Fun with math

This morning, my daughter challenged me with the Dichotomy Paradox at an ungodly hour of the morning.

She had snuck into our bed for a morning cuddle, you see, and thought that it was immensely unfair of me to want to kick her out so I could get out of the aforementioned bed and go and have a shower. (I was trapped between the child and The Man We Call Dad, who was likewise trapped between the other child and me.)

“Up,” I told her. “I need to have my shower.”

She responded with a drawn out moan of a word followed by a mad clutching of my arm and burrowing under blankets that I interpreted to mean “Oh, hell no!”

Or maybe “Can’t we cuddle for just a little longer, Mama?”

Either way, I now had a child glued to my side like a baby monkey grasping its mother and The Man We Call Dad as a solid, warm presence at my back, and absolutely no hope of being able to extricate myself without great effort, great complaining, and possibly some heavy machinery.

“I’ll give you ten more seconds, then I’m having my shower,” I informed her (as if I had any real possibility of finding my way to freedom in the next 10 seconds).

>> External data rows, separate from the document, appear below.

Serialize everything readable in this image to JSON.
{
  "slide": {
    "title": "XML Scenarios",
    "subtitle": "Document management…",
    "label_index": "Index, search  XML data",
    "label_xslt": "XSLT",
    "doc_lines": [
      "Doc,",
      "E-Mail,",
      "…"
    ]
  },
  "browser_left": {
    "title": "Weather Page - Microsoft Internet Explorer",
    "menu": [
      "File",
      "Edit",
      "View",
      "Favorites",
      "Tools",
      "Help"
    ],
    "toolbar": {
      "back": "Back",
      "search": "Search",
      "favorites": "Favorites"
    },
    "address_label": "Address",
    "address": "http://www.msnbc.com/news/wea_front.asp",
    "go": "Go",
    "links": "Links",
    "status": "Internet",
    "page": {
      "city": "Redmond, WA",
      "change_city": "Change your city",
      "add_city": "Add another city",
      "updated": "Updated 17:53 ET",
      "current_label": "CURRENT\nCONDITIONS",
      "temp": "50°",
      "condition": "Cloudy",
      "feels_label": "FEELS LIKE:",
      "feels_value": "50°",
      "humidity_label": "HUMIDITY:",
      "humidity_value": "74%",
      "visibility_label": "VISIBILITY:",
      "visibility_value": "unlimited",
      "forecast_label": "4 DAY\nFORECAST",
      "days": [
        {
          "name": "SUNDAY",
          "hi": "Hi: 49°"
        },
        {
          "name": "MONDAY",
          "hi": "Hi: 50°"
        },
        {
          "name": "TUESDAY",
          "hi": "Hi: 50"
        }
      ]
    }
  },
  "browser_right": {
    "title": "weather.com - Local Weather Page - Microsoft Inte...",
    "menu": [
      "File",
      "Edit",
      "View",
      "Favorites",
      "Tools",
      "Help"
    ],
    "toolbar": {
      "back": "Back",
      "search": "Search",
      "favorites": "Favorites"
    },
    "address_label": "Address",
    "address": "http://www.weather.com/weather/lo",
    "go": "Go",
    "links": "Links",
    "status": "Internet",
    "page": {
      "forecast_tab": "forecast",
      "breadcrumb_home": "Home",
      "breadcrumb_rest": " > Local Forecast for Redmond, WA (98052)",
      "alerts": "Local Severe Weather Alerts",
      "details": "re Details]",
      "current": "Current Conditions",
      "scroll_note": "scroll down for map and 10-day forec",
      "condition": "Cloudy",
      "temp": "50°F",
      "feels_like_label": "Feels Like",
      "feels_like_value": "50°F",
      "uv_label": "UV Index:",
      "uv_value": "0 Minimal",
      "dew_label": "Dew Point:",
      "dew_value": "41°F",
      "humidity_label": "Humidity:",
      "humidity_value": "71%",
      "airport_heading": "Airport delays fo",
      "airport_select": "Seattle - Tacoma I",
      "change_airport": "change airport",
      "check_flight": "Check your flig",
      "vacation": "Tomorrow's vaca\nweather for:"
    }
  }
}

“I’ll keep count,” she told me oh-so-helpfully.

Right before she closed her eyes again and pretended to be sleeping.

After a while, I pointed out that I was pretty sure that 10 seconds had passed. In fact, I was almost positive that it had been more like 10 minutes.

“It’s been 8 seconds. There are 2 more seconds left.” I was told. A few minutes later, we were at 9 seconds. And then 9-1/2 seconds. And that’s where the trouble began.

“Well, before we get to 10 seconds, we have to get halfway between 9-1/2 and 10, which would be 9-3/4. And then we have to get to half of the quarter second that’s left, which is 1/8 of a second, which still leaves us 1/8 of a second to go. And then we split that in half and still have 1/16th, and then 1/32nd…” and on and on she went, ending with “…so we’ll never, ever get to 10 seconds and you’ll just have to cuddle with me forever.”

She was entirely too gleeful about this idea.

Zeno’s dichotomy paradox,” I may have moaned. There may have been some eye rolling too.

She had no idea who Zeno was, or what dichotomy meant, but she was absolutely certain that my poking her in the middle until she vacated the premises and freed me from my warm haven prison was mathematically impossible and I just couldn’t leave.

She looked so adorable in purple flannel with her hair all wild from sleep and her hands on her hips and her eyes sparkling with mischief that I almost agreed with her.

But then I pointed out that the Dichotomy paradox also meant that a child who wanted a cupcake for dessert after breakfast (don’t you have dessert after breakfast? You totally should.) would have to cross half the distance from the bed to the cupcake, and then half of that distance, and so on and so on and in the end, would never ever ever be able to actually reach the cupcake, which would mean that cupcake eating was, in fact, a mathematical impossibility.

Like Aristotle did so many years before, she instantly scoffed at the possibility of the distance between her mouth and the chocolate cupcakes on the kitchen counter being infinitely divisible and announced that you could stop at eighths, after all, and therefore eat as many cupcakes as you like for after-breakfast dessert.

I don’t know about you, but I like the way she thinks, even if she does think about math far too early in the morning.